We also had a gray fox go by, but I didn’t get my camera in time. And I had
the local bald eagle land on a log in the cove about 50 feet away from
me . . . while my camera was back in the cabin. Rats.
The colors were changing.
That picture was taken early in the week, while the weather was still quite warm and comfortable.
Here’s another picture; this is of the pier belonging to the place we were at.
There is something you should notice about that picture. There is only one way that that picture can be taken. It’s not “bogwalking”; it’s “covewalking”.
There is a bit of peat moss there, mixed in amongst the cattails and other cove plants, but it is not thick enough to support one’s weight the way it is in a bog. I sank down about 6 inches on every step.
Of course it has to be done barefooted.
The place we stay is on a cove. Here is a composite, panoramic shot of the whole cove, with 5 different pictures stitched together. Click on it to get the 2300×500 pixel version. (I also have a 10,200 x 2,200 version.)
Here are two more shots from before the weather changed. There is a nearby (very small) airport, and it looks like a couple of planes were practicing flying in formation.
Here’s the close-up of the same picture.
And then the weather did change. This is part of what it looked like afterwards. It was not only dreary, but downright cold.
Of course, that’s not an excuse not to keep going barefoot. (I should also add that even though it was cold and dreary, it was still better than being back home!)
Near the end there we went to a Cranberry Festival. Northern Wisconsin bogs are where a lot of cranberries are grown, so the local festivals (trying to keep tourists around as the weather grows colder) have to do something.
But it was chilly, with the temperature around 40-45° (5-7C). And rainy. The Festival was at the county fairgrounds, so the ground was cold, wet, and squishy. I found it tolerable.
Everybody was too polite to say anything to me (at least to my face), but you could tell when somebody noticed my feet. There’s be the covert nudge of a companion. Or, there’d be somebody who would kind of be trudging along just looking down. Then they’d suddenly notice my bare feet and their head would pop up to look me in the face, as if they couldn’t believe the feet they saw were actually attached to a human.
It was really funny to see that happen over and over again. And a bit weird.
Anyways, my feet survived the cold and wet just fine, and I suppose started the acclimatization process for the upcoming winter.
We also spent one day heading to a town called Boulder Junction. I’ve written before about their famous barefoot fishing guide, Porter Dean.
(That picture is probably 10-15 years old.)
I’m afraid to say that I didn’t see the statue there this visit. Now I didn’t carefully trek the whole town (it was cold, wet, and rainy, remember?) But it wasn’t prominently displayed the way it used to be. I sure hope they aren’t forgetting their barefoot roots.
Anyways, while I was there I stopped into a hardware store.
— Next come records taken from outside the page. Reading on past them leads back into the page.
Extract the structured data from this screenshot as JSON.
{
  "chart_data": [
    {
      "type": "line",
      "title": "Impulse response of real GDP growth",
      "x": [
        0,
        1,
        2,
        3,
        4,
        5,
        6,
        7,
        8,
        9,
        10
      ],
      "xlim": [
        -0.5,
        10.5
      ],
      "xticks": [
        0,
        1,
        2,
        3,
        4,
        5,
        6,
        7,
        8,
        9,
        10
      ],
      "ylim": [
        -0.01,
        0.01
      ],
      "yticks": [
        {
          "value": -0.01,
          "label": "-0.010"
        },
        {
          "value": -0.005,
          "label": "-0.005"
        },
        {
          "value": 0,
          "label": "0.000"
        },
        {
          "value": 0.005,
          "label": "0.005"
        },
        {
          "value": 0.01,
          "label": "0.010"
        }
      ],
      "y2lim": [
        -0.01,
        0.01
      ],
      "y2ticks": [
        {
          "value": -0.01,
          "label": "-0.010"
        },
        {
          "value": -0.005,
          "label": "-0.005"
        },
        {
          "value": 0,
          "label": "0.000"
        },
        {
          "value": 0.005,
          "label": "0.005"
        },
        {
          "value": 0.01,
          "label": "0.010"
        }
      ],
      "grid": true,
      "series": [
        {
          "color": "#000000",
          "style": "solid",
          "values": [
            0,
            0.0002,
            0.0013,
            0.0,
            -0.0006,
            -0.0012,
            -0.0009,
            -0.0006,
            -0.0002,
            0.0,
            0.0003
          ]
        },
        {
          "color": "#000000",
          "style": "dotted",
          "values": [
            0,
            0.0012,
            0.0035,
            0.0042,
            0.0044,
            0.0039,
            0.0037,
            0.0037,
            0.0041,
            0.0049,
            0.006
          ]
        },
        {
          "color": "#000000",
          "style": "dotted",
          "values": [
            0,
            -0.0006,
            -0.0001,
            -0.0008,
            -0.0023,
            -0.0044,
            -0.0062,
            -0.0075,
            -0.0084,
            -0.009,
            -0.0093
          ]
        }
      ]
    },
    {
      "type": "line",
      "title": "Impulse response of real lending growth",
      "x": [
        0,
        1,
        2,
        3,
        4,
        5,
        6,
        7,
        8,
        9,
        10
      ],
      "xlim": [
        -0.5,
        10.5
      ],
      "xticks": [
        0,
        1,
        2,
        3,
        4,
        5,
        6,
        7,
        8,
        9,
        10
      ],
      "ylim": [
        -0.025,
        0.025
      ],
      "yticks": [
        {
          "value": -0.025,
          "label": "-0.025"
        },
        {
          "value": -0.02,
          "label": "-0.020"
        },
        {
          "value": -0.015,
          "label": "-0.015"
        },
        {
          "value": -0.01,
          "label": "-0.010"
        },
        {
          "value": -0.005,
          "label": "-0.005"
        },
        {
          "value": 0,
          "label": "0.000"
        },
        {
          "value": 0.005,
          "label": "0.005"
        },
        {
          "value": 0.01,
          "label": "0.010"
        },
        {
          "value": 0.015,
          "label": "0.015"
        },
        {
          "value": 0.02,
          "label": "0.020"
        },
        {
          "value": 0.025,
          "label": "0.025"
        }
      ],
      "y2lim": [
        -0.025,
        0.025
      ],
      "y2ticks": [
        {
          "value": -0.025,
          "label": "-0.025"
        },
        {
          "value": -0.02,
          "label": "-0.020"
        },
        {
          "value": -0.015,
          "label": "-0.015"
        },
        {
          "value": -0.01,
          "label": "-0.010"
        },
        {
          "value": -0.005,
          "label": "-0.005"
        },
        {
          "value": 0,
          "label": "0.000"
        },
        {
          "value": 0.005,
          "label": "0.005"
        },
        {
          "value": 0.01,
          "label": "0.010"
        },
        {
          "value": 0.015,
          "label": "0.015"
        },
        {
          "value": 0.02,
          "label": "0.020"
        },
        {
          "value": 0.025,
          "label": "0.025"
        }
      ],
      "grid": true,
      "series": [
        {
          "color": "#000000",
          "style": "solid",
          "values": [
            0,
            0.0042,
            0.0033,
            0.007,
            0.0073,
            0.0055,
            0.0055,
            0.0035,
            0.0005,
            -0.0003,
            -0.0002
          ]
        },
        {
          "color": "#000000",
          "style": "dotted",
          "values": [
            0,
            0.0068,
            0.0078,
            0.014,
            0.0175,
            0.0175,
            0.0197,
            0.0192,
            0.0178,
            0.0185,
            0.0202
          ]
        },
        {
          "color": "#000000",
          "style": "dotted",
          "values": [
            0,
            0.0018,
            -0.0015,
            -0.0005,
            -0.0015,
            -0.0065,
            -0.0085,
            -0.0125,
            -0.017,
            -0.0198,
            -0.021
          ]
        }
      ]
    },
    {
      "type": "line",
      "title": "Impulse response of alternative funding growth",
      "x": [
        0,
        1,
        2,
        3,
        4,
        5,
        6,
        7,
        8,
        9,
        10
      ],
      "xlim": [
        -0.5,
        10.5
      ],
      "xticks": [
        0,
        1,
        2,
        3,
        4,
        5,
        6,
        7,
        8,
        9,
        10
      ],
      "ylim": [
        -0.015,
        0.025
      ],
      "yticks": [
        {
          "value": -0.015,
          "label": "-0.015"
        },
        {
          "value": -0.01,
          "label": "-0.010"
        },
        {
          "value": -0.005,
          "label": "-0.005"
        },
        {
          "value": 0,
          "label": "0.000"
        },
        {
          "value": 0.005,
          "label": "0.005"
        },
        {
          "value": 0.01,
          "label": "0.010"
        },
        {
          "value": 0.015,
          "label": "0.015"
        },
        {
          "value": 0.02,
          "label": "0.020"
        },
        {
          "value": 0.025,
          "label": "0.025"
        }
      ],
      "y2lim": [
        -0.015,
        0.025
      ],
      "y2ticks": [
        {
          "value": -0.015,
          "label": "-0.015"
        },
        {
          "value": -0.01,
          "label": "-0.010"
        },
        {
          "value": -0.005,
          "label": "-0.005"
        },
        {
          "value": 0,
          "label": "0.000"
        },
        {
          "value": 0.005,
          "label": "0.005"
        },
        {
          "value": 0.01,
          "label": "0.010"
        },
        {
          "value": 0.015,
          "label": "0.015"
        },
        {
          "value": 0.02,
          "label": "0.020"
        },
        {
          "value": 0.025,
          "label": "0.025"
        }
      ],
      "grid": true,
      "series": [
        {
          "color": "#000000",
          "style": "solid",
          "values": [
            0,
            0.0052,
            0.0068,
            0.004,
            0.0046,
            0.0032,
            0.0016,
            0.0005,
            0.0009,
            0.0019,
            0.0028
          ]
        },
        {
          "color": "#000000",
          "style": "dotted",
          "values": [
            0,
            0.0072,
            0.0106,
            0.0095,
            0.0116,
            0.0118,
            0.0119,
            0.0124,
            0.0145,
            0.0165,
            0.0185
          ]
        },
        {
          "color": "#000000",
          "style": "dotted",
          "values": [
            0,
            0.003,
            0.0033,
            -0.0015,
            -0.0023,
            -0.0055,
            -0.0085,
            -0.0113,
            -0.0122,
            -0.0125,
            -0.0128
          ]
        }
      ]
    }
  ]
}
As I entered, the owner took a look at my bare feet and said:
“If you walk around here and hurt yourself, don’t you come crying to me!”
I loved it! None of the usual whining about, “for you own protection” or “oh, I might get sued”. Just “you’re responsible for your own damn self”.
And actually, by warning me (even though the place was immaculate), the owner pretty much relieved herself of any liability (which is pretty low anyways) simply by warning me.
I sure wish all stores had that exact same attitude.